Otra de las tesis de este señor es la diferencia entre lo que él llama paz positiva y paz negativa. La segunda se alcanza cuando callan las armas, bien por una derrota militar o por un simple alto el fuego. Pero ese estadío es sólo el primer paso, el momento de empezar a trabajar, para conseguir la plena integración de los bandos en conflicto, que es la verdadera paz positiva. En Bosnia, por ejemplo, la guerra se acabó en 1995, hace más de 20 años. Pero no han superado la paz negativa. Bosnia son ahora realmente dos estados, el musulmán con capital en Sarajevo y el serbobosnio con capital en Banja Luka. Se odian a muerte y no se siguen pegando porque entre ambos continúan desplegados los cascos azules. Como ya he contado, sólo se ponen de acuerdo pare enviar un solo cantante al Festival de Eurovision, por riguroso turno entre ambas etnias, y eso porque no les dejan presentar a dos. Y lo mismo sucede en Sri Lanka.

Galtung dirigía el equipo mediador, en los tiempos en que yo trabajaba en ese país en guerra. Les recuerdo cómo acabó la cosa, pero si se les ha olvidado. En Sri Lanka hay bipartidismo. Y los partidarios de negociar con los tamiles era los dirigentes y votantes del partido de la derecha, hartos de que la guerra civil retrajera la inversión empresarial en el país. En cambio, el partido socialista, no quería diálogo alguno; decía que los tamiles eran unos terroristas y unos cabrones. Algo comprensible, dado que su secretaria general era la señora Bandaranaike jr, a cuyo padre y marido los asesinaron los tamiles en sendos atentados.
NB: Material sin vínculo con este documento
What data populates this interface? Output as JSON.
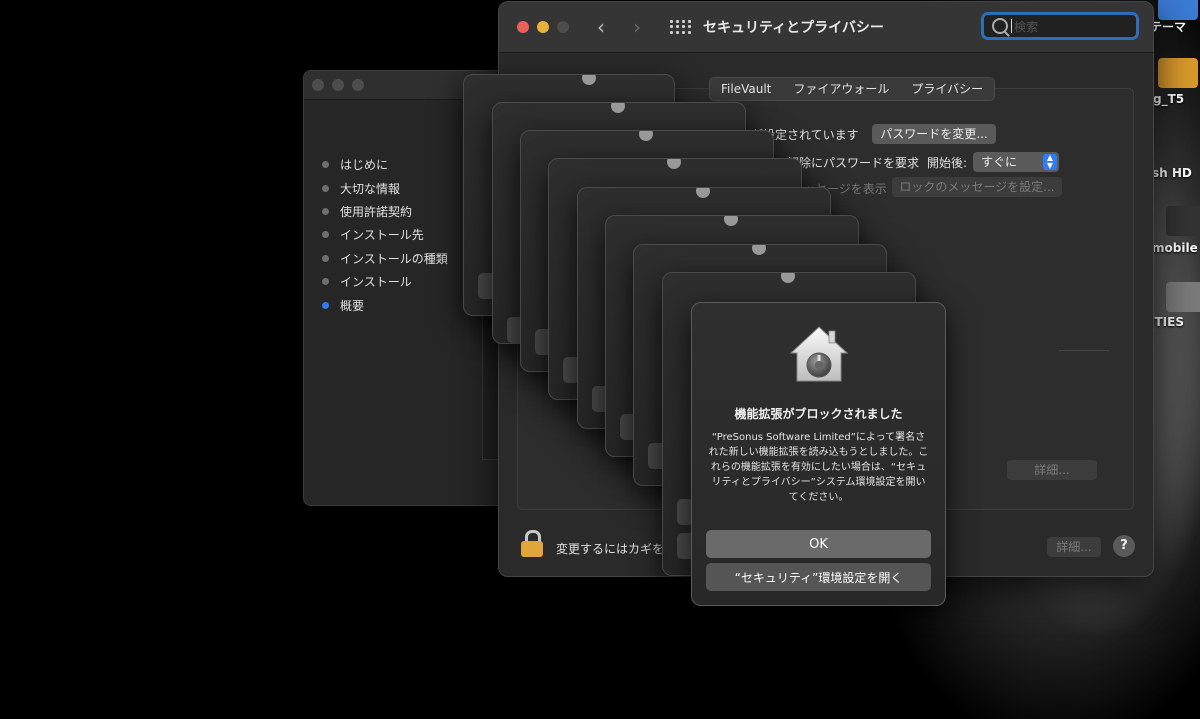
{
  "desktop": {
    "labels": [
      "テーマ",
      "g_T5",
      "sh HD",
      "mobile",
      "ITIES"
    ]
  },
  "installer": {
    "steps": [
      {
        "label": "はじめに",
        "current": false
      },
      {
        "label": "大切な情報",
        "current": false
      },
      {
        "label": "使用許諾契約",
        "current": false
      },
      {
        "label": "インストール先",
        "current": false
      },
      {
        "label": "インストールの種類",
        "current": false
      },
      {
        "label": "インストール",
        "current": false
      },
      {
        "label": "概要",
        "current": true
      }
    ]
  },
  "sysprefs": {
    "title": "セキュリティとプライバシー",
    "search_placeholder": "検索",
    "tabs": [
      "FileVault",
      "ファイアウォール",
      "プライバシー"
    ],
    "password_set_text": "が設定されています",
    "change_password_button": "パスワードを変更...",
    "require_password_text": "の解除にパスワードを要求",
    "start_after_label": "開始後:",
    "start_after_value": "すぐに",
    "lock_message_text": "ッセージを表示",
    "set_lock_message_button": "ロックのメッセージを設定...",
    "details_button_1": "詳細...",
    "details_button_2": "詳細...",
    "lock_text": "変更するにはカギを",
    "help_label": "?"
  },
  "alert": {
    "heading": "機能拡張がブロックされました",
    "message": "“PreSonus Software Limited”によって署名された新しい機能拡張を読み込もうとしました。これらの機能拡張を有効にしたい場合は、“セキュリティとプライバシー”システム環境設定を開いてください。",
    "ok_button": "OK",
    "open_button": "“セキュリティ”環境設定を開く"
  },
  "colors": {
    "accent": "#2f7cf6",
    "close": "#ec5f57",
    "minimize": "#e6b23a",
    "zoom": "#4d4d4d",
    "lock": "#e0a63b"
  }
}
La derecha se hizo con el poder en 2002 y empezaron las conversaciones, auspiciadas por la ONU y dirigidas por Galtung. Pero en 2008, ganaron otra vez los socialistas y se acabó lo que se daba. La guerra se reactivó y los tamiles fueron derrotados en mayo de 2009.

Tenía ganas de escuchar a este señor, así que me acerqué al centro de Convenciones La Nave, creado en Villaverde, en el edificio de la antigua factoría Boetticher. Esperando para entrar a la sala, lo descubrí por allí, sentado cómodamente en un banco corrido. Me acerqué y estuve un rato charlando con él. Le expliqué mi trabajo en Colombo y le dije que conocía sus esfuerzos en pos de la paz en la isla. Su rostro se ensombreció. Ese es un conflicto mal resuelto –me dijo– y los tamiles reaparecerán con nuevos atentados. Puede ser en 5 meses o en 5 años, pero no dude usted de que el conflicto resurgirá. Alguien me hizo unas fotos con el maestro y abajo se las pongo. Luego, en su intervención en la mesa redonda, Galtung hizo hincapié sobre todo en un tema. En el mundo de la información instantánea, la prensa no debería dar tanta cobertura a los hechos violentos. Esa atención exagerada tiene un efecto llamada muy perverso.

Y contó una cosa que yo no sabía. De joven se declaró objetor de conciencia en Noruega y pasó por eso seis años en la cárcel. Y allí conoció a criminales comunes que estaban orgullosos de sus fechorías y de su repercusión mediática. Que coleccionaban todos los recortes de prensa en los que se hablaba de ellos. Por eso insiste en que hay que tener cuidado con las noticias negativas. Que hasta la prensa rosa informa más de los divorcios de los famosos que de sus períodos de alegría familiar. Un crack este Johan Galtung. Un hombre con un punto atormentado, épico, tremendista, sufridor, como un personaje de Dostoievsky. Les dejo con las fotos prometidas. Que pasen un buen finde.